Elected school boards are accountable to the people. To whom are the billionaires accountable?
The most important line in the article is the last one, which recognizes an obvious fact:
Regardless of what you think of charter schools, this seems like no way to make policy on public education, long regarded as among the most democratic institutions in America.
Ed reformers waving away their losses in Michigan and Wisconsin:
https://www.the74million.org/article/midterm-post-mortem-was-the-election-a-repudiation-of-ed-reform-or-just-a-sign-that-its-going-under-the-radar/
They don’t offer anything of value to the vast majority of people, because the vast majority of people use the public schools ed reformers don’t support or value.
At some point they have to address public school families and offer something positive and practical and useful, despite their ideological opposition to the continued existence of our schools.
The same old group of ed reformers won in Ohio- literally the same set of 7 people – they play musical chairs and each incumbent moves over a seat and sits back down.
This is what Ohio ed reformers are offering public school families and supporters- they won’t push thru any more gimmicky measurement schemes. We get a respite. There’s been too much “chaos” (true) so they promise to completely abandon our schools and do nothing.
This is the BEST they can offer us in Ohio? A promise not to harm our schools? We can demand more than that. They’re supposed to add value to our schools or why hire them?
“To whom are the billionaires accountable?”
This is a question that has to be brought to the attention of everyone of the 99%. The obscenely wealthy are buying our country as if being fabulously rich qualifies one to rule. I remember Bob Shepherd saying something about how learning was something no one could take from him. That really resonated with me; I wonder if our children will have the same opportunity to soak up knowledge freely or if that knowledge will be carefully curated to suit the needs of the ruling oligarchs. We cannot afford to ignore their out-sized role in our society any longer. I wonder if the Supreme court would rule the same way (Citizens United) now that the effects of that decision are so plain.
what might amaze the country would be a simple line graph of years when course offerings like Civics, Government, Geography and Social Studies peaked and then notably started to fall…

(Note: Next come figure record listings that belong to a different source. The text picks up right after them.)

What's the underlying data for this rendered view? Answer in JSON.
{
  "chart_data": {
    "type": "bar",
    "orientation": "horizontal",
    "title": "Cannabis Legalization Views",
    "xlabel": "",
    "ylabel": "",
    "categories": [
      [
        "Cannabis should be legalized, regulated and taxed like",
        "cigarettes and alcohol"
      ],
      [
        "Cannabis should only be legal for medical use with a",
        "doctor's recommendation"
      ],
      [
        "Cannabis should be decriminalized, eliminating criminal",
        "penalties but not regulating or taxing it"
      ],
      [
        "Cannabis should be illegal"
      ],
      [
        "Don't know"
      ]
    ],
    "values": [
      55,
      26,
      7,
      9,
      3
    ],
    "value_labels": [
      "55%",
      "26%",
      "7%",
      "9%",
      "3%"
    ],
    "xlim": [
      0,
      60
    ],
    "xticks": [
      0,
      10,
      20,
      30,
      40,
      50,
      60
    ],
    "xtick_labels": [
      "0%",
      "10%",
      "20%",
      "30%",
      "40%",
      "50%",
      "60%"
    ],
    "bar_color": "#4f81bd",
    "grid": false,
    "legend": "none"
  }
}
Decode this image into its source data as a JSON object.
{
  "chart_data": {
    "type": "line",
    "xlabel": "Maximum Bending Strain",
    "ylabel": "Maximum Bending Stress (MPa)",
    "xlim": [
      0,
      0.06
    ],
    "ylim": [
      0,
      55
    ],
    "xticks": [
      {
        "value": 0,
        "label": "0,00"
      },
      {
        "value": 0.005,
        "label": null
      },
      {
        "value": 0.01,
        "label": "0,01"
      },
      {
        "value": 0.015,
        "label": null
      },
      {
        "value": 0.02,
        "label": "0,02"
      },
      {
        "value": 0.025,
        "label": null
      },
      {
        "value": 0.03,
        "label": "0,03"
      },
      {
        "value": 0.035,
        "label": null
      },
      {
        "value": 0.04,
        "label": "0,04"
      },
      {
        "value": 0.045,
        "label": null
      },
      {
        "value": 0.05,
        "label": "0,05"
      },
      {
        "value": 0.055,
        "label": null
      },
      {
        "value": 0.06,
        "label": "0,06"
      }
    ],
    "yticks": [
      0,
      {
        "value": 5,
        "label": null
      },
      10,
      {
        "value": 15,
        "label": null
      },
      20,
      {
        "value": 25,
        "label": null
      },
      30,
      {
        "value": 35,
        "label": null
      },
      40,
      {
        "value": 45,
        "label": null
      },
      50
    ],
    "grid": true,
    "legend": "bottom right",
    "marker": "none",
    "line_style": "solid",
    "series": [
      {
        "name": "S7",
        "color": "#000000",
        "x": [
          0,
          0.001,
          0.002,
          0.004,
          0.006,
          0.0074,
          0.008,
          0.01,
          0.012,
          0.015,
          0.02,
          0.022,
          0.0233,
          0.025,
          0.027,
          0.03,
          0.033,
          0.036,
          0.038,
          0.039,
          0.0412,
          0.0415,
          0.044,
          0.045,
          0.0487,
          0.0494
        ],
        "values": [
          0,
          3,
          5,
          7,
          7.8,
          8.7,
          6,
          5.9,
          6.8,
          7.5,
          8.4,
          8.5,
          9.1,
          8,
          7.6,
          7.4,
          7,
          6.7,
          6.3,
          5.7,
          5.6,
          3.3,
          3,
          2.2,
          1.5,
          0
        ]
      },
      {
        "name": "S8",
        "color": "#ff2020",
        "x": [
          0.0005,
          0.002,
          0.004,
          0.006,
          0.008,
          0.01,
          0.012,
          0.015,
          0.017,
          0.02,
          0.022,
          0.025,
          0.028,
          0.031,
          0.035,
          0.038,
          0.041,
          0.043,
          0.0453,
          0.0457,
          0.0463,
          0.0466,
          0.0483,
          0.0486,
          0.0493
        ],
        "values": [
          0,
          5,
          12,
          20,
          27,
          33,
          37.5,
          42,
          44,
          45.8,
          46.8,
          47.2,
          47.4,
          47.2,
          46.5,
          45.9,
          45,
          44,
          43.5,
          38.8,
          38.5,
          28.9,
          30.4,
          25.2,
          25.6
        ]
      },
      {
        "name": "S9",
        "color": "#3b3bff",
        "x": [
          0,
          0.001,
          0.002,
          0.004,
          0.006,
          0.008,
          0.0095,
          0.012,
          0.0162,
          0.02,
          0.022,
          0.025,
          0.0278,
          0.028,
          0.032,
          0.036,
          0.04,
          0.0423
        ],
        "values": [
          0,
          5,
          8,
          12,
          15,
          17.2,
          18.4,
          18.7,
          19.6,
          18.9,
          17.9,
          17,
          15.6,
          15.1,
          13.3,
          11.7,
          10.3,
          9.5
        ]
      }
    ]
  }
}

We have an oligarchy. Government does not work for us anymore. The EU seems to have achieved balance with capitalism while the US creates a free market free for all in which corporations may poison, lie to, and exploit us at will, and we should have little recourse. The EU has much more stringent laws that protect the health and well being of the citizenry. The EU recently passed privacy laws and health laws that reject Monsanto and GMOs. The US continues to have high rates of cancer and limited access to health care. We are the in the dark ages of American democracy with our self proclaimed “nationalist” in the White House.
Billionaires also buying our elections! 99% WAKE UP!
The OLIGARCHS don’t like democracy. The OLIGARCHS want total control over the masses … thus the lies about public education. They know that public schools are bastions of democracy. How better to serve themselves than kill off public schools by spinning lies.
I suggest that teachers do everything they can to inform and work with parents. They are our allies.